赵红静鼓起勇气,红着脸说:“你爱我一次。”
“这不行。”顾明波终于明白赵红静的意思,他没想到她竟会这样想。
“为什么不行?如果当初不是我拒绝你,如果最后一次你没心要我,我早已是你的人了。”
“以前我们没有这么做是对的,现在你已结婚了,我们更不能这样做了,况且我已出家。”
“出家人以慈悲为怀,普渡众生,你帮了我,也在修行。”赵红静仰着泪脸望着顾明波,不无凄然地说:“难道你一点也不怜惜我,一点也不爱我?”
“这不是爱不爱的问题。”
“我知道你爱我。”赵红静已结婚,不再像以前做姑娘时那么害羞胆怯,大胆地伸过手去,一把握住他胯下的生命之根。此刻,那东西硬梆梆的,顾明波的心里分明已充满情欲,“它告诉我,你爱我。”

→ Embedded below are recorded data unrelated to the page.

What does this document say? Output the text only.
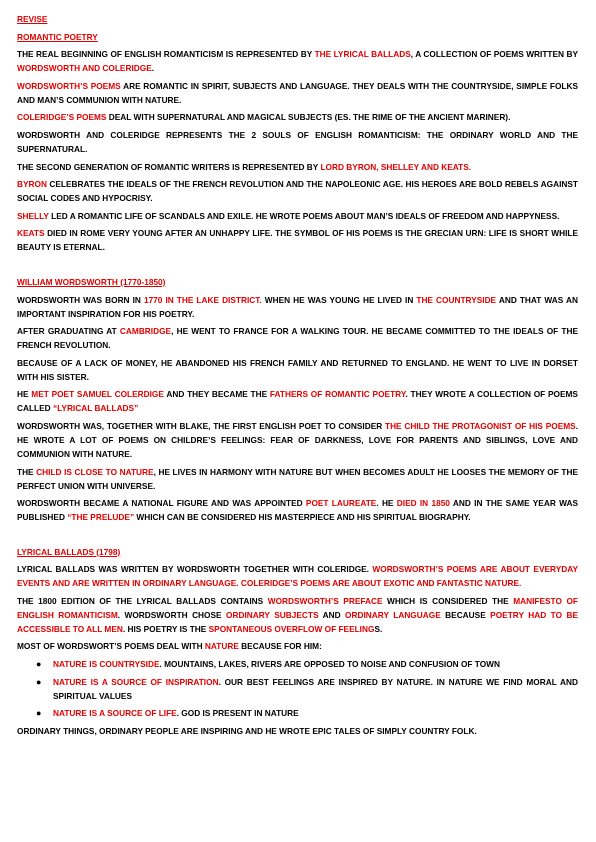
REVISE
ROMANTIC POETRY
THE REAL BEGINNING OF ENGLISH ROMANTICISM IS REPRESENTED BY THE LYRICAL BALLADS, A COLLECTION OF POEMS WRITTEN BY WORDSWORTH AND COLERIDGE.
WORDSWORTH’S POEMS ARE ROMANTIC IN SPIRIT, SUBJECTS AND LANGUAGE. THEY DEALS WITH THE COUNTRYSIDE, SIMPLE FOLKS AND MAN’S COMMUNION WITH NATURE.
COLERIDGE’S POEMS DEAL WITH SUPERNATURAL AND MAGICAL SUBJECTS (ES. THE RIME OF THE ANCIENT MARINER).
WORDSWORTH AND COLERIDGE REPRESENTS THE 2 SOULS OF ENGLISH ROMANTICISM: THE ORDINARY WORLD AND THE SUPERNATURAL.
THE SECOND GENERATION OF ROMANTIC WRITERS IS REPRESENTED BY LORD BYRON, SHELLEY AND KEATS.
BYRON CELEBRATES THE IDEALS OF THE FRENCH REVOLUTION AND THE NAPOLEONIC AGE. HIS HEROES ARE BOLD REBELS AGAINST SOCIAL CODES AND HYPOCRISY.
SHELLY LED A ROMANTIC LIFE OF SCANDALS AND EXILE. HE WROTE POEMS ABOUT MAN’S IDEALS OF FREEDOM AND HAPPYNESS.
KEATS DIED IN ROME VERY YOUNG AFTER AN UNHAPPY LIFE. THE SYMBOL OF HIS POEMS IS THE GRECIAN URN: LIFE IS SHORT WHILE BEAUTY IS ETERNAL.
WILLIAM WORDSWORTH (1770-1850)
WORDSWORTH WAS BORN IN 1770 IN THE LAKE DISTRICT. WHEN HE WAS YOUNG HE LIVED IN THE COUNTRYSIDE AND THAT WAS AN IMPORTANT INSPIRATION FOR HIS POETRY.
AFTER GRADUATING AT CAMBRIDGE, HE WENT TO FRANCE FOR A WALKING TOUR. HE BECAME COMMITTED TO THE IDEALS OF THE FRENCH REVOLUTION.
BECAUSE OF A LACK OF MONEY, HE ABANDONED HIS FRENCH FAMILY AND RETURNED TO ENGLAND. HE WENT TO LIVE IN DORSET WITH HIS SISTER.
HE MET POET SAMUEL COLERDIGE AND THEY BECAME THE FATHERS OF ROMANTIC POETRY. THEY WROTE A COLLECTION OF POEMS CALLED “LYRICAL BALLADS”
WORDSWORTH WAS, TOGETHER WITH BLAKE, THE FIRST ENGLISH POET TO CONSIDER THE CHILD THE PROTAGONIST OF HIS POEMS. HE WROTE A LOT OF POEMS ON CHILDRE’S FEELINGS: FEAR OF DARKNESS, LOVE FOR PARENTS AND SIBLINGS, LOVE AND COMMUNION WITH NATURE.
THE CHILD IS CLOSE TO NATURE, HE LIVES IN HARMONY WITH NATURE BUT WHEN BECOMES ADULT HE LOOSES THE MEMORY OF THE PERFECT UNION WITH UNIVERSE.
WORDSWORTH BECAME A NATIONAL FIGURE AND WAS APPOINTED POET LAUREATE. HE DIED IN 1850 AND IN THE SAME YEAR WAS PUBLISHED “THE PRELUDE” WHICH CAN BE CONSIDERED HIS MASTERPIECE AND HIS SPIRITUAL BIOGRAPHY.
LYRICAL BALLADS (1798)
LYRICAL BALLADS WAS WRITTEN BY WORDSWORTH TOGETHER WITH COLERIDGE. WORDSWORTH’S POEMS ARE ABOUT EVERYDAY EVENTS AND ARE WRITTEN IN ORDINARY LANGUAGE. COLERIDGE’S POEMS ARE ABOUT EXOTIC AND FANTASTIC NATURE.
THE 1800 EDITION OF THE LYRICAL BALLADS CONTAINS WORDSWORTH’S PREFACE WHICH IS CONSIDERED THE MANIFESTO OF ENGLISH ROMANTICISM. WORDSWORTH CHOSE ORDINARY SUBJECTS AND ORDINARY LANGUAGE BECAUSE POETRY HAD TO BE ACCESSIBLE TO ALL MEN. HIS POETRY IS THE SPONTANEOUS OVERFLOW OF FEELINGS.
MOST OF WORDSWORT’S POEMS DEAL WITH NATURE BECAUSE FOR HIM:
● NATURE IS COUNTRYSIDE. MOUNTAINS, LAKES, RIVERS ARE OPPOSED TO NOISE AND CONFUSION OF TOWN
● NATURE IS A SOURCE OF INSPIRATION. OUR BEST FEELINGS ARE INSPIRED BY NATURE. IN NATURE WE FIND MORAL AND SPIRITUAL VALUES
● NATURE IS A SOURCE OF LIFE. GOD IS PRESENT IN NATURE
ORDINARY THINGS, ORDINARY PEOPLE ARE INSPIRING AND HE WROTE EPIC TALES OF SIMPLY COUNTRY FOLK.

“不……”顾明波毫不提防赵红静会有这个大胆的动作,只是佝偻着身子,无助地闭上眼睛。
“既然心里想,为什么要装模作样,强自克制?”
“红静,你千万不能草率,千万不能这样想。你们还没去过医院,怎么就知道你老公有生理缺陷呢?也许你们方法不对,也许你们饮食有问题,总之,只要你们去医院检查治疗,我相信你们肯定会拥有自己的孩子。”
“你不要安慰我了,如果你真的还爱着我,你就要了我吧。”她一直抓着他的那个东西不放,此刻她放开他,想把他推倒在床上。

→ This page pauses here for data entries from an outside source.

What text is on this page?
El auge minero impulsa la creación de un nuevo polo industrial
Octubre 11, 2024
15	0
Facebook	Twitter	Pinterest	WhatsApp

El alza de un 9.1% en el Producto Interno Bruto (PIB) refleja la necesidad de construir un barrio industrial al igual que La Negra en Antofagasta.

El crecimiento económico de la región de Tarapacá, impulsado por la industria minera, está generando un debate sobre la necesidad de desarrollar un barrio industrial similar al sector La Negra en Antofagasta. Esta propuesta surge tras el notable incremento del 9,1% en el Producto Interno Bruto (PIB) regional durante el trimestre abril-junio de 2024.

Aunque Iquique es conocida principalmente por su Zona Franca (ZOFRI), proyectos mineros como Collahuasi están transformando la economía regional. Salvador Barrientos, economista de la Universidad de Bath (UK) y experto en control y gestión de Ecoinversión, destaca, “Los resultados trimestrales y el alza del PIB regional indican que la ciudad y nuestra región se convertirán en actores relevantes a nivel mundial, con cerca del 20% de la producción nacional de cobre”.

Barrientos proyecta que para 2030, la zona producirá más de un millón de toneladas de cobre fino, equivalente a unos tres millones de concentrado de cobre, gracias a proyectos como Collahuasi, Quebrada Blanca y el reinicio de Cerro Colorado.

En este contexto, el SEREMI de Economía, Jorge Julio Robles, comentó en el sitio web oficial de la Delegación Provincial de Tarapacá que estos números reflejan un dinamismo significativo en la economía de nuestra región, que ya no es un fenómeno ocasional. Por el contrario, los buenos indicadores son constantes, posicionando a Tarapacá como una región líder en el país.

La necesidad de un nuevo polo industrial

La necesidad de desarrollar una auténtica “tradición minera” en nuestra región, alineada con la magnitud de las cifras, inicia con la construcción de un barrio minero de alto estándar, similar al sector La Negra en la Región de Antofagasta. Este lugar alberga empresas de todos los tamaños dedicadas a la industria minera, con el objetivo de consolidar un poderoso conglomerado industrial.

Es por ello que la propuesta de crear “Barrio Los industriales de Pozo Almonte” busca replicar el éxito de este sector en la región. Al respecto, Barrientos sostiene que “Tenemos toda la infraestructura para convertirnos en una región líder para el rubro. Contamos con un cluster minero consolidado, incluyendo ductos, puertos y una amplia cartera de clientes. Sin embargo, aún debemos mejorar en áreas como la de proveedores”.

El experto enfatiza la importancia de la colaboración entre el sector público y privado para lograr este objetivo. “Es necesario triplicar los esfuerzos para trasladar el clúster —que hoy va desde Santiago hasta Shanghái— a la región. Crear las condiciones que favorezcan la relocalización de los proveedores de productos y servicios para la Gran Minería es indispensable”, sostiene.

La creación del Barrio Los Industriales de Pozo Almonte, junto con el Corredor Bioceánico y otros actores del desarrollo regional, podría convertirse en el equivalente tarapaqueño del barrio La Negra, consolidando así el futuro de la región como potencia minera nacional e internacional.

“你想过没有,假如我答应了你,你如愿以偿怀上我的孩子,你怎么去面对你的老公?”
“我会保守秘密,不让他知道。”
“孩子将来长大了,又该怎么办?”
“我会让他来认你。”
“你考虑过孩子的感受没有?当他知道有一个当和尚的亲生父亲,他一定将会恨死你我,你丈夫也会因此离你而去,到时,家将不成家,你会后悔莫及的。”顾明波一直坚持着不让自己和赵红静倒向床上,此刻,见她绷紧的身子已放松下来,正在若有所思地想着什么,于是轻轻地推开她,让她坐在凳上,继续劝说道:“红静,谢谢你还记得我。坦率地说,经过磨难,我们还能有这次见面的机会,我感到很高兴。”
“可是,我感到难过,只要你在这里一天,无疑将会让我终日寝食难安。明波哥,你回归红尘吧。现在国家改革开放百废待兴,正在往好的方向发展,生活会越来越好,你一定会重新找到人生的价值。”